VERNISSAGE VENDREDI 26 MAI, À PARTIR DE 18H
Dans les heures creuses / In the off hours
Curation : Taddeo Reinhardt
Steve Bishop
Cudelice Brazelton IV
Lynne Cohen
Eli Durst
"Contingency is larger than knowledge [and] often what pleases in vision is contingency held within a frame or screen. I use the word ornament in this way."
Lisa Robertson, Nilling, 2012
Un espace est un vertige.
Il est la somme de facteurs, de traces, de passages, d'affects et de suspects. Il est la manifestation tout autant que la mémoire de la contingence de leur rencontre et de leur arrangement.
Il contient bien plus qu'il n'y paraît, et sait bien plus que ce qu'il prétend. Il tend à taire ce qui l'a traversé, ce qu'il a vu, enduré ou entendu, mais trahit dans ses heures creuses les preuves d'une activité ou d'une activation, dont la nature et la conduite se tiennent étroitement en un a priori.
Lynne Cohen s'est attelée, des années 1970 aux années 2010, à la documentation systématique et quasi protocolaire d'espaces dénués, à titre temporaire, de présence humaine. Au-delà de la rigueur et de la froideur que l'on peut prêter à son travail au premier abord, se déploie une archive que l'on pourrait nommer 'les équilibres', de situations inanimées qui révèlent les caractères singuliers, parfois absurdes, politiques et sensibles de décors quotidiens. Le lien entre la fonction et la matérialité d'un environnement est au coeur du travail de Lynne Cohen. Plus qu'un regard sur l'absence, ses photographies mettent en exergue l'incarnation d'un lieu et de l'influence des choses qui le composent.

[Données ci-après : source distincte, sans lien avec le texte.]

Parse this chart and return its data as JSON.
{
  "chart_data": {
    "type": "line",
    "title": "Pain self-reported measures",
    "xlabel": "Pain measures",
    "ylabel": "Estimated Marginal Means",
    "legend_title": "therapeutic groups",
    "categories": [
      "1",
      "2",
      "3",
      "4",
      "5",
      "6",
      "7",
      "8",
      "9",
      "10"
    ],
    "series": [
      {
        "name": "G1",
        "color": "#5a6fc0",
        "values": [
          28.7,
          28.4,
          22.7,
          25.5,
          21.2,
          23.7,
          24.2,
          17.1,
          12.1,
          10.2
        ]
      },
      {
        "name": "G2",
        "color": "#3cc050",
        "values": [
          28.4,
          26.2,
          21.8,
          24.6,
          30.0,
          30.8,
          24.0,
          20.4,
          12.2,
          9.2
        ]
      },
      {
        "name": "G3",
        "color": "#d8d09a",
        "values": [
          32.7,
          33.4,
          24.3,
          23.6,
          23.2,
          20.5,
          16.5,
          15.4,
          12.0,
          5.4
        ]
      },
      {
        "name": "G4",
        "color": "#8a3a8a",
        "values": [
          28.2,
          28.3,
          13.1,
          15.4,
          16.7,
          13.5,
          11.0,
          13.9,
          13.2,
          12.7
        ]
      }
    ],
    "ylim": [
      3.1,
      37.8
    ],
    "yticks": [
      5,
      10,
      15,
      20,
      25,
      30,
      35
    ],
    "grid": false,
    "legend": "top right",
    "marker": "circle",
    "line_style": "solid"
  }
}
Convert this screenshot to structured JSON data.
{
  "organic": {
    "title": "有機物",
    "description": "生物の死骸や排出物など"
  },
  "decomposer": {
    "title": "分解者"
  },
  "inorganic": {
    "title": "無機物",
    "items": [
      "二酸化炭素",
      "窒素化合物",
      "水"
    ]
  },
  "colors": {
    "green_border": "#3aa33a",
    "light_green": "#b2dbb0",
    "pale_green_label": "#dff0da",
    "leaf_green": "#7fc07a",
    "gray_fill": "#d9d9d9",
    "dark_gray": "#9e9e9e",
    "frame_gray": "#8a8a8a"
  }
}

Dans In the off hours, un ensemble de situations hétéroclites sont placées en dialogue dans une cacophonie (quasi) silencieuse, alors que seules s'échappent, dans le souffle d'une petite radio posée sur ce qui s'apparente à une table de nuit, les notes de quelques morceaux de jazz. Installant un équilibre artificiel et ambigu, une série d'univers se trouvent confrontés : l'intimité d'une chambre, l'hostilité d'une usine, l'étrangeté d'un centre communautaire, pris dans des états de suspension. Les artistes de l'exposition se servent des traces et des empreintes qui composent ces paysages communs pour invoquer différents régimes d'expérience et de perception.
Les installations et oeuvres sur papier de Steve Bishop installe un vertige, jouant d'effets d'échelle. 'The Human Situation' tient sur une page, en lettres capitales ; un bol de céréales est posé sur 'le temps présent'. Ces objets finissent par cristalliser deux mémoires parallèles : celle
d'un temps long, géologique, et celle, fugace, personnelle, de l'ordre du souvenir. L'association des objets qui composent Embraceable You renvoie autant à une série de gestes simples qu'à l'immense champ de facteurs qui les a conduits à être réalisés.
En contrepoint, Cudelice Brazelton IV fait écho dans ses deux toiles à des ensembles de gestes mécaniques, pris dans la contrainte et la répétition. La phrase « Non Conforming Material », trouvée sur une enseigne dans une manufacture d'acier, fonctionne comme une métonymie. Le traitement des oeuvres, poncées, épuisées, renvoient aux impacts d'espaces industriels sur les corps qui les activent. Dans un effet de layering et de fragmentation sont révélés des agents qui portent avec eux les enjeux de systèmes sociaux et politiques complexes : le textile, les cosmétiques, des biens manufacturés.
Les photographies d'Eli Durst documentent des scènes au caractère particulièrement curieux et étrange. Issues de la série The Community, exploration de différents espaces communautaires à travers les États-Unis, ces images portent, selon les mots de l'artiste « sur la recherche d'un but et d'un sens dans un monde qui exige et résiste à la fois à l'interprétation. » L'incongruité des situations qu'il capture laisse perplexe ou fait sourire, et matérialise la capacité de groupes sociaux à s'organiser autour de ce qui dépasse le tangible : des formes de croyance et de spiritualité.
L'exposition dessine un réseau délié de marqueurs qui charrient la complexe ossature d'un temps donné. Connectées au présent par de simples mélodies, les oeuvres installent une paralysie qui invite à l'observation et à l'introspection. Elles défient notre capacité d'interprétation et mettent subtilement en perspective, par la représentation de manifestations concrètes ou immatérielles, notre rapport à l'espace et au temps que l'on habite.
Dans les heures creuses le monde se révèle en négatif, provoquant un étourdissement, et finit par échapper à notre regard et à notre perception. Reste discret ce qui « dépasse notre savoir ». Ici peut-être se tient la mélancolie, ou la douleur, ou l'ennuie; là une potentialité ou l'impensable, un temps passé ou à venir.